Totilas kann Gold nicht retten - Riesiger Abstand
Rotterdam (dpa) - Keine Pfiffe für Totilas, aber weit entfernt von der Goldmedaille: Selbst das bisherige Wunderpferd konnte bei der EM den Titel nicht mehr retten. Trotz des teuersten Dressurpferdes der Welt im Team unterlagen die deutschen Reiter den Briten haushoch.

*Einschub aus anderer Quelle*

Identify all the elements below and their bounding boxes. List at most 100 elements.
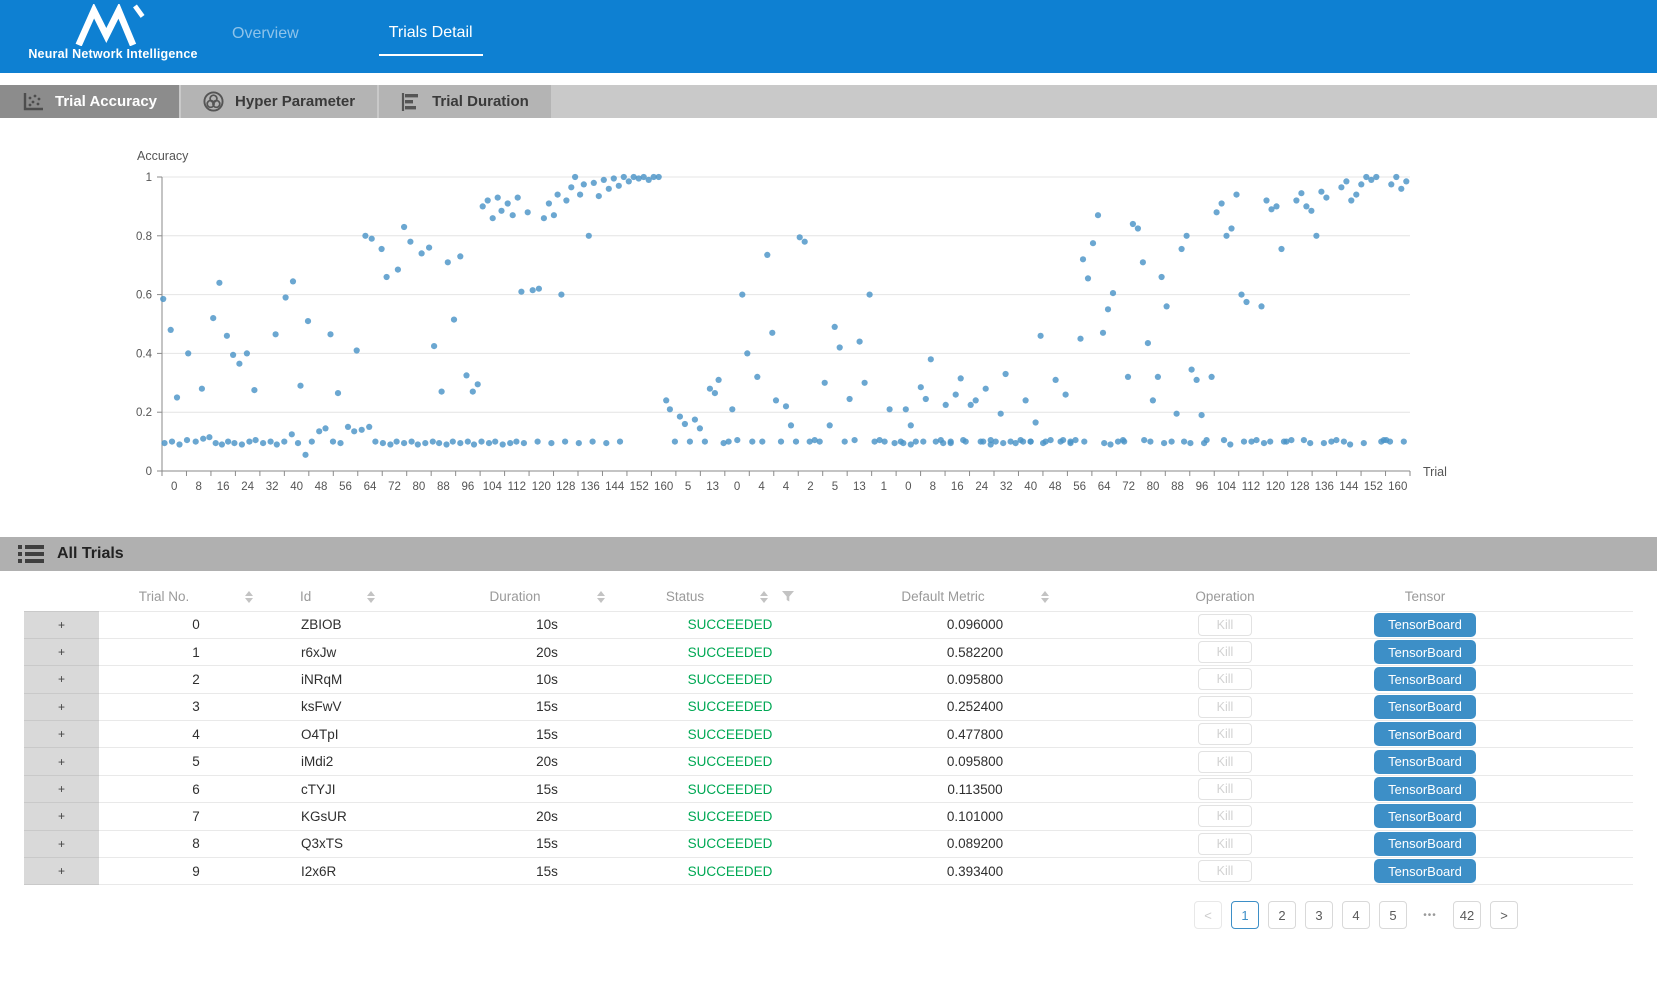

„Das ist eine Menge - Hut ab“, kommentierte Totilas-Reiter Matthias Rath den riesigen Rückstand der zweitplatzierten Deutschen. Bundestrainer Holger Schmezer sagte: „Die Briten haben zwei Totilas und zwei gute Pferde, wir haben nur einen Totilas und drei gute.“
Die Olympia-Gastgeber deklassierten die früheren Seriensieger ein Jahr vor den Spielen in London geradezu und lieferten in Rotterdam eine Demonstration der Stärke. Die Unterlegenen konnten nur staunen und klatschen. Mit 238,678 Prozentpunkten lag Großbritannien klar vor dem deutschen Team (226,110), das immerhin noch Silber vor den Niederländern (222,645) retten konnte.
„Dass es so deutlich wird, hätte ich wirklich nicht gedacht“, kommentierte Isabell Werth tapfer und sagte mit Blick auf London 2012: „Wir dürfen nicht den Kopf verlieren. Wir müssen unsere Hausaufgaben machen und daraus lernen.“ Vor allem Carl Hester mit Uthopia (82,568) begeisterte und erhielt klar bessere Noten als Rath mit Totilas (79,453), der hinter Adelinde Cornelissen (Niederlande) mit Parzival (81,155) nur Dritter im Grand Prix wurde.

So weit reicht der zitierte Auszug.